Sunday, April 20, 2008

it's lsat season again folks, i'm rounding third...

i love finishing things. earlier in my life i hardly ever got to the point that i finished anything, a book, a race, even a bag of cheetos. . . but i think i believe in time as a commodity more than i did before and so the "process", the "in media res", is more aesthetic and meaningful.

i've been cooking more for the last few months. i started as more of an attempt to be fewer degrees away from the human experience. but now that i've been going for a little while, this idea of finishing and of the legitimacy of time has become overwhelmingly satiating. i crumble up empty packages of walnuts with more gusto, swirl water around an empty can of coconut milk with more moxie, dust my hands off with great fortitude after using the last quarter cup of amaranth flour. there's just something so cathartic about it. and i do love catharsis, in more than one way. the process of cooking is not hard to reconcile; while knee-deep in julienned carrots, i've never found myself wanting to quit. but paying a more intimate deference to time has changed the taste of food.

i'm certainly not a seasoned cook, i would call myself a level 2 novice. but i've always been far too impatient to let the lamb shank broil for 2 hours. i've been too short on attention to fold egg whites for 3 minutes. or let beans soak overnight. so what i generally ended up with was something that resembled the intended dish, but not quite.

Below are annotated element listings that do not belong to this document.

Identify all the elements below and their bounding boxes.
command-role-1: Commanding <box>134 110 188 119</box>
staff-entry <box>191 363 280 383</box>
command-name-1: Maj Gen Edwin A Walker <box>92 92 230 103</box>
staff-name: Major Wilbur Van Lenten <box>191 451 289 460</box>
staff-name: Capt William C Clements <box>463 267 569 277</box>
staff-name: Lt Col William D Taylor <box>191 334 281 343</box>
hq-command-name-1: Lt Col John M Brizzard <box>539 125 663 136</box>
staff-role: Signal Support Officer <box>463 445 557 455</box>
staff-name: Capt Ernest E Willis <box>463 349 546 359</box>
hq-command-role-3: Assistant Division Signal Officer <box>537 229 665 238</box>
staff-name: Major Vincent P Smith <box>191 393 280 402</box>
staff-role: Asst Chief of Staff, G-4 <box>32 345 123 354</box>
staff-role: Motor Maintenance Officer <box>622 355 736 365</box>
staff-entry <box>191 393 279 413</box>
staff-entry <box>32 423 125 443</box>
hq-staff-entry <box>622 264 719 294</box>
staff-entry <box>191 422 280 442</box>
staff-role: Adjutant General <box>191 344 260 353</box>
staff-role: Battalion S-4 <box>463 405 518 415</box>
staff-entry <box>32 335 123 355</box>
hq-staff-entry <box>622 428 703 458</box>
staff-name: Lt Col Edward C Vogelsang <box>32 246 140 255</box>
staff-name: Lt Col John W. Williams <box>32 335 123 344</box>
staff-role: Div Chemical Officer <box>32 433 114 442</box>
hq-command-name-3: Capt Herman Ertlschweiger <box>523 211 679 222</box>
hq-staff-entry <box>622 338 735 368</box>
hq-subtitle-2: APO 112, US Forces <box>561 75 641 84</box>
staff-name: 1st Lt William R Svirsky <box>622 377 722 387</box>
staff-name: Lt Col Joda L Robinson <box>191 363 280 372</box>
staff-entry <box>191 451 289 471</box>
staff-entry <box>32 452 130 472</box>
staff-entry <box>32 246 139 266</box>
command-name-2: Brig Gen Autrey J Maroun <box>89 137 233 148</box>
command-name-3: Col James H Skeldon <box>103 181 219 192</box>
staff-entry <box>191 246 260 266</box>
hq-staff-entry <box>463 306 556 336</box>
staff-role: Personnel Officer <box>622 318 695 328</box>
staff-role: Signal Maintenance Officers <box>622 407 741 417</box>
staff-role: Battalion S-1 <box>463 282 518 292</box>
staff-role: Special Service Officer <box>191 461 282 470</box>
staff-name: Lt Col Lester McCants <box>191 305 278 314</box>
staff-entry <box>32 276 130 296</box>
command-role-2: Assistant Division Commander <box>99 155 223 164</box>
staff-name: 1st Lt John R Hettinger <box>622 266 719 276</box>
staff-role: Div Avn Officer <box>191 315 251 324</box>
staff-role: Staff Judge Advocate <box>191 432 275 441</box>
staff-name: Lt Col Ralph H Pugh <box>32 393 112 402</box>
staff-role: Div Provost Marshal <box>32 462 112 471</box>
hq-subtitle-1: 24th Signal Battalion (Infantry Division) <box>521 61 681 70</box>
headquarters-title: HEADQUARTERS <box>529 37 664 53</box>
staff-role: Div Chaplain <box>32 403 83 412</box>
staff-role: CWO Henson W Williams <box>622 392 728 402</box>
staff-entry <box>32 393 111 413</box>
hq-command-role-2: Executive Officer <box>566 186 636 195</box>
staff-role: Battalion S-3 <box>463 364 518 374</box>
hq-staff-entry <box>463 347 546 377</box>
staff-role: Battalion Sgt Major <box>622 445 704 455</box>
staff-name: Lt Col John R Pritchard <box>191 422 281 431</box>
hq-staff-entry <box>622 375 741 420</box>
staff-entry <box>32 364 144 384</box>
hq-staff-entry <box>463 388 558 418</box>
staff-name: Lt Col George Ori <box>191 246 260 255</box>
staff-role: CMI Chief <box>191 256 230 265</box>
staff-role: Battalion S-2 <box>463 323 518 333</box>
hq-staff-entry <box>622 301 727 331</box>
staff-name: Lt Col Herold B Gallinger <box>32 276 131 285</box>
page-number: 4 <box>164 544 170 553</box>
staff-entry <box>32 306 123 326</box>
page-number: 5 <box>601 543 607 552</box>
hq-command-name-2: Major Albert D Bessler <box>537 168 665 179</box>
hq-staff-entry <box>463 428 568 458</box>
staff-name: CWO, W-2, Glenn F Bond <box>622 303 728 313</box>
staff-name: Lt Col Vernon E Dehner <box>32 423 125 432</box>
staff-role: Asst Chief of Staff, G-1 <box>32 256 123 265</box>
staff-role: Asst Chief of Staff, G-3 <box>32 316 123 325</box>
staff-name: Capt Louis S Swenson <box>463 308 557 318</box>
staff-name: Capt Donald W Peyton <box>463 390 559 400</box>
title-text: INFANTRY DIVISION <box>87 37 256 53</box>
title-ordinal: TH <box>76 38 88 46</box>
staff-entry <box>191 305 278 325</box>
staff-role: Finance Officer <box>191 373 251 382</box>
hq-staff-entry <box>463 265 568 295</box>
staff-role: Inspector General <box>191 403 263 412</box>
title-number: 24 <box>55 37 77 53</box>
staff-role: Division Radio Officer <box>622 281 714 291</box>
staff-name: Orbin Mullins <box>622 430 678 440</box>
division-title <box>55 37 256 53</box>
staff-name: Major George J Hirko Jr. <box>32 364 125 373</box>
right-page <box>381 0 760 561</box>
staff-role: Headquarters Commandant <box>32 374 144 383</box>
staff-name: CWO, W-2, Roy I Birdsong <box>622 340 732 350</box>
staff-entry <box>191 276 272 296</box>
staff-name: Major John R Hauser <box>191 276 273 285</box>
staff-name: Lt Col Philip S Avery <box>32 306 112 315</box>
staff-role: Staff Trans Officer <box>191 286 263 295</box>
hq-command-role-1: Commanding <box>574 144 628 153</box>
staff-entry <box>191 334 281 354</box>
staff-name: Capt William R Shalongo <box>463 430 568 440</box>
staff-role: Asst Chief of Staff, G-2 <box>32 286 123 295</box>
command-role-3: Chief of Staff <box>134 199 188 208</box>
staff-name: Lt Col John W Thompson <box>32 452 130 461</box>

i think i got tired of "not quite" cooking a little after i got tired of "not quite" business and "not quite" relationships and "note quite" life. and i believe in time more than blessing or serendipity or hard work. i believe in time because it's not based on knowledge or technology or money. it's the same seconds, minutes and hours that everyone has to deal with. and things get tangled and untangled, born and dead, broken and redeemed, started and finished, on the clock of the universe and nothing else. it is the great legitimizer, the divine healer, the one big way that i see an enduring, gracious and unchanging God on earth.

today i made roasted kale, it tastes like potato chips. i shared them with bradley. i told him they were lays, he believed me.